Robert Churchwell

Personal information
- Born: February 20, 1972 (age 53) South Bend, Indiana, U.S.
- Listed height: 6 ft 6 in (1.98 m)
- Listed weight: 195 lb (88 kg)

Career information
- High school: Gonzaga (Washington, D.C.)
- College: Georgetown (1990–1994)
- NBA draft: 1994: undrafted
- Playing career: 1994–1998
- Position: Shooting guard
- Number: 21

Career history
- 1994–1996: Chicago Rockers
- 1996: Golden State Warriors
- 1996–1997: La Crosse Bobcats
- 1997: Florida Beachdogs
- 1997–1998: Manchester Giants

Career highlights
- CBA All-Rookie Second Team (1995); Big East All-Freshman team (1991);
- Stats at NBA.com
- Stats at Basketball Reference

= Robert Churchwell =

American basketball player

Robert Churchwell (born February 20, 1972) is an American former professional basketball player. He played collegiately for the Georgetown University.

A 6 ft 6 in, 195 lb guard/forward, he played 4 games for the National Basketball Association's Golden State Warriors in the 1995–96 season.
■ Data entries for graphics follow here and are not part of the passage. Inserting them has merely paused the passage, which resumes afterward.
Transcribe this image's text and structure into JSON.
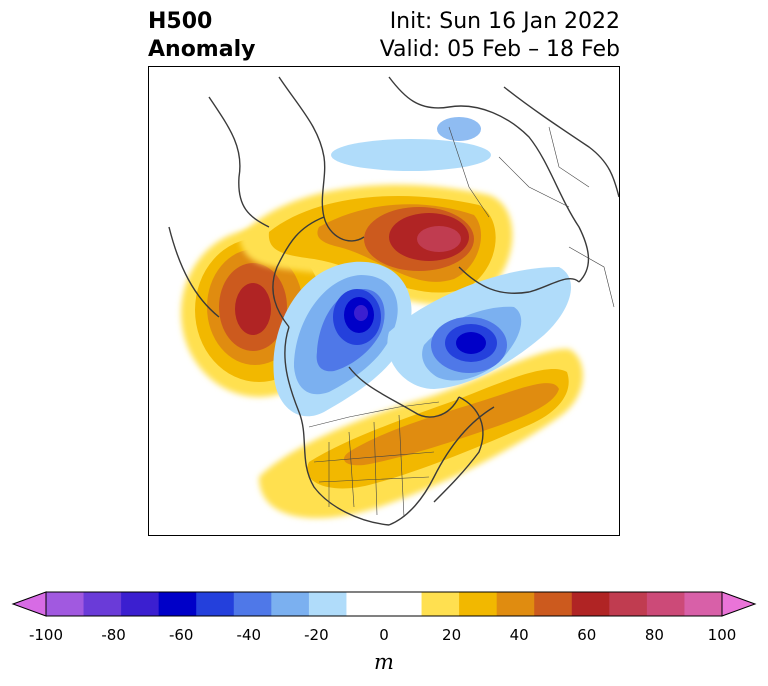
{
  "title": {
    "left_line1": "H500",
    "left_line2": "Anomaly",
    "right_line1": "Init: Sun 16 Jan 2022",
    "right_line2": "Valid: 05 Feb – 18 Feb"
  },
  "colorbar": {
    "unit": "m",
    "tick_labels": [
      "-100",
      "-80",
      "-60",
      "-40",
      "-20",
      "0",
      "20",
      "40",
      "60",
      "80",
      "100"
    ],
    "under_color": "#d76be5",
    "over_color": "#ea74d8",
    "colors": [
      "#a159e0",
      "#6a3bd8",
      "#3b1fd0",
      "#0000c8",
      "#2440dc",
      "#4f78e8",
      "#7bb0f0",
      "#b0dcfa",
      "#ffffff",
      "#ffffff",
      "#ffe050",
      "#f2b800",
      "#e08c10",
      "#cc5a1e",
      "#b02424",
      "#c03c50",
      "#cc4a78",
      "#d860a8"
    ]
  },
  "colors": {
    "continent_outline": "#3a3a3a"
  }
}
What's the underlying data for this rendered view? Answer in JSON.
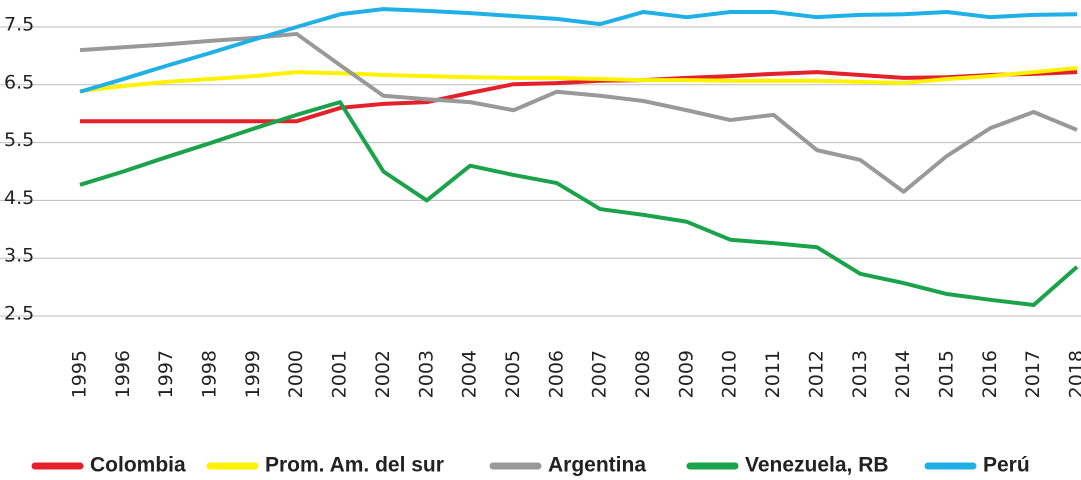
{
  "chart_data": {
    "type": "line",
    "x": [
      1995,
      1996,
      1997,
      1998,
      1999,
      2000,
      2001,
      2002,
      2003,
      2004,
      2005,
      2006,
      2007,
      2008,
      2009,
      2010,
      2011,
      2012,
      2013,
      2014,
      2015,
      2016,
      2017,
      2018
    ],
    "ylim": [
      2.5,
      7.5
    ],
    "yticks": [
      2.5,
      3.5,
      4.5,
      5.5,
      6.5,
      7.5
    ],
    "grid": true,
    "legend": "bottom",
    "series": [
      {
        "name": "Colombia",
        "color": "#e4202a",
        "values": [
          5.87,
          5.87,
          5.87,
          5.87,
          5.87,
          5.87,
          6.1,
          6.17,
          6.2,
          6.36,
          6.51,
          6.53,
          6.57,
          6.58,
          6.62,
          6.65,
          6.69,
          6.72,
          6.67,
          6.62,
          6.63,
          6.67,
          6.69,
          6.72
        ]
      },
      {
        "name": "Prom. Am. del sur",
        "color": "#fff200",
        "values": [
          6.39,
          6.48,
          6.55,
          6.6,
          6.65,
          6.72,
          6.7,
          6.67,
          6.65,
          6.63,
          6.62,
          6.62,
          6.6,
          6.58,
          6.58,
          6.57,
          6.57,
          6.57,
          6.55,
          6.53,
          6.6,
          6.65,
          6.72,
          6.79
        ]
      },
      {
        "name": "Argentina",
        "color": "#999999",
        "values": [
          7.1,
          7.15,
          7.2,
          7.26,
          7.31,
          7.38,
          6.84,
          6.31,
          6.25,
          6.2,
          6.06,
          6.38,
          6.31,
          6.22,
          6.06,
          5.89,
          5.98,
          5.37,
          5.2,
          4.65,
          5.27,
          5.75,
          6.03,
          5.72
        ]
      },
      {
        "name": "Venezuela, RB",
        "color": "#1aa34a",
        "values": [
          4.77,
          5.0,
          5.25,
          5.49,
          5.74,
          5.98,
          6.2,
          5.0,
          4.5,
          5.1,
          4.94,
          4.8,
          4.35,
          4.25,
          4.13,
          3.82,
          3.76,
          3.69,
          3.23,
          3.07,
          2.88,
          2.78,
          2.69,
          3.35
        ]
      },
      {
        "name": "Perú",
        "color": "#1fb0e6",
        "values": [
          6.38,
          6.6,
          6.83,
          7.05,
          7.28,
          7.5,
          7.72,
          7.81,
          7.78,
          7.74,
          7.69,
          7.64,
          7.55,
          7.76,
          7.67,
          7.76,
          7.76,
          7.67,
          7.71,
          7.72,
          7.76,
          7.67,
          7.71,
          7.72
        ]
      }
    ]
  }
}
On June 14, 1994, Chris Devine of the Chicago-based company Major Broadcasting purchased the Wichita Falls Texans, a Continental Basketball Association (CBA) team in Wichita Falls, Texas. The team was moved to Chicago and renamed the "Rockers". During the 1994 CBA draft the Rockers had the eighth pick out of 16 teams. The Rockers selected Derrick Phelps from the University of North Carolina, Deon Thomas from the University of Illinois, Robert Churchwell from Georgetown University, Shon Tarver from the University of California–Los Angeles, and Kenny Williams from the University of Illinois–Chicago, respectively.[7]

The Rockers made the 1995 CBA playoffs with a 28–28 record. During the first round, Chicago defeated the Quad City Thunder in a five-game series.[18] Chicago faced the Pittsburgh Piranhas in the American Conference Finals. Pittsburgh swept Chicago three games to zero in a best-of five series.

On March 12, 1996, the Chicago Rockers announced they were moving to La Crosse, Wisconsin after the 1995–96 season. The team reached an agreement to play at the La Crosse Center, paying one year's rent in advance. They would later become known as the La Crosse Bobcats.

In 1997 he signed for Manchester Giants of the British Basketball League.

He was a Disciplinary Director at Gonzaga College High School from 2021 to 2024.